Previously when I tried to use the dual wan functionality of the ASUS I could see the combined speeds of both wans when doing speedtests. The reason I am looking for a new solution is because the Asus router kept dropping the internet connection and would require a restart.

The er605 seems to send all internet traffic over the cable connection in the wan port and is not really using the second connection. I have tried a variety of speedtest scenarios and I can’t achieve any speeds faster than my cable connection, even when running speedtests from multiple devices/wired vs wireless.

Any help would be greatly appreciated. I have a bit of network activity happening behind my Asus router. I did not want to transfer the full DHCP/routing functionality to the er605 because I wanted to keep the 10g processing of the Asus router for the network.

Thank you
 
To do proper load balancing on the ER605, you need to go into each WAN connection and set your bandwidth speeds so the ER605 will know how to handle the traffic. Also, do not create an entry in the WAN failover part of the configuration. I am not at home right now but I can take some screenshots to explain it better later today.

Check my signature. I can do a speed test and get around 390/125 results.

The one caveat is you may need to enable the AP routing features on the Load Balancing page for secure services like online banking. This feature will maintain the secure connection made to the online secure sight depending on which WAN link it originally connected with.

I am more impressed with this little $60 router all the time.
 
To do proper load balancing on the ER605, you need to go into each WAN connection and set your bandwidth speeds so the ER605 will know how to handle the traffic. Also, do not create an entry in the WAN failover part of the configuration. I am not at home right now but I can take some screenshots to explain it better later today.

Check my signature. I can do a speed test and get around 390/125 results.

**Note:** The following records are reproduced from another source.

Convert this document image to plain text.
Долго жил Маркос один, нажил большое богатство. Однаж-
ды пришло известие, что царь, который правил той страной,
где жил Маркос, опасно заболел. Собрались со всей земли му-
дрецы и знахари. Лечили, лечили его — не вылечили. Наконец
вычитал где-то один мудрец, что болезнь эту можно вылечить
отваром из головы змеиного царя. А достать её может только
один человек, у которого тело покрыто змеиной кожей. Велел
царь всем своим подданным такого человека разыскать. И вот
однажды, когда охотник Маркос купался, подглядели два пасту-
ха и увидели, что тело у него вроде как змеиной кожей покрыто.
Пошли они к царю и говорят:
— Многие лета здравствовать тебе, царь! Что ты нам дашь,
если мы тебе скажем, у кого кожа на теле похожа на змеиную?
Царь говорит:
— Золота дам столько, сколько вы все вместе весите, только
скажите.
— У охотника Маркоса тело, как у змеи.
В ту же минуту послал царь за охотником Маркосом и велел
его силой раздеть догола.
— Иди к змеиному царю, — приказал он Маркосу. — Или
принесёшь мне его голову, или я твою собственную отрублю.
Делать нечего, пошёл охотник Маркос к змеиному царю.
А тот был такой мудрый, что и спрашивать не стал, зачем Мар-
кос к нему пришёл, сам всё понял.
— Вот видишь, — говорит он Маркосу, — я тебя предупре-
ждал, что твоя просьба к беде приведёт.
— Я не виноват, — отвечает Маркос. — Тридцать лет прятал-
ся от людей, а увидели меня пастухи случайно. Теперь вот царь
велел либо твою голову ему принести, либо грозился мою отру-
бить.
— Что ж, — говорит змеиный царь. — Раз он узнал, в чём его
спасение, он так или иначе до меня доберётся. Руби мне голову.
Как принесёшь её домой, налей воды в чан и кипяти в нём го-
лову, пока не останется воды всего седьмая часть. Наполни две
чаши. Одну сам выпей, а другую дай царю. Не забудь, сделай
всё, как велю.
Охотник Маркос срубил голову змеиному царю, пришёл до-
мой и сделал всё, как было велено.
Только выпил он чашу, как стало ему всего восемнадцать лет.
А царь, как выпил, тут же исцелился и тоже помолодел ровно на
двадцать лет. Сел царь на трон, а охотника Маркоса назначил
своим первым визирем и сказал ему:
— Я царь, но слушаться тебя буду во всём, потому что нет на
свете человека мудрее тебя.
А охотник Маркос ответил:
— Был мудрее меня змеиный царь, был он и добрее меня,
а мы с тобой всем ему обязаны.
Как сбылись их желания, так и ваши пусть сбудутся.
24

The one caveat is you may need to enable the AP routing features on the Load Balancing page for secure services like online banking. This feature will maintain the secure connection made to the online secure sight depending on which WAN link it originally connected with.

I am more impressed with this little $60 router all the time.

Thank you so much!

Using the actual speeds in the WAN settings and shutting off the failover setting has allowed me to get the combined speeds up. What I find odd is that the speeds slow down when I click the box to turn on bandwidth based balance routing. That seems odd.

Now I need to set up ddclient and I will be home free. Much better than shopping for a new 10g dual wan router!!
 
I found the using the bandwidth based balancing was not useful.

BTW, I found little help on all of this. I just did a lot of trial and error to get to where I am today with the ER605.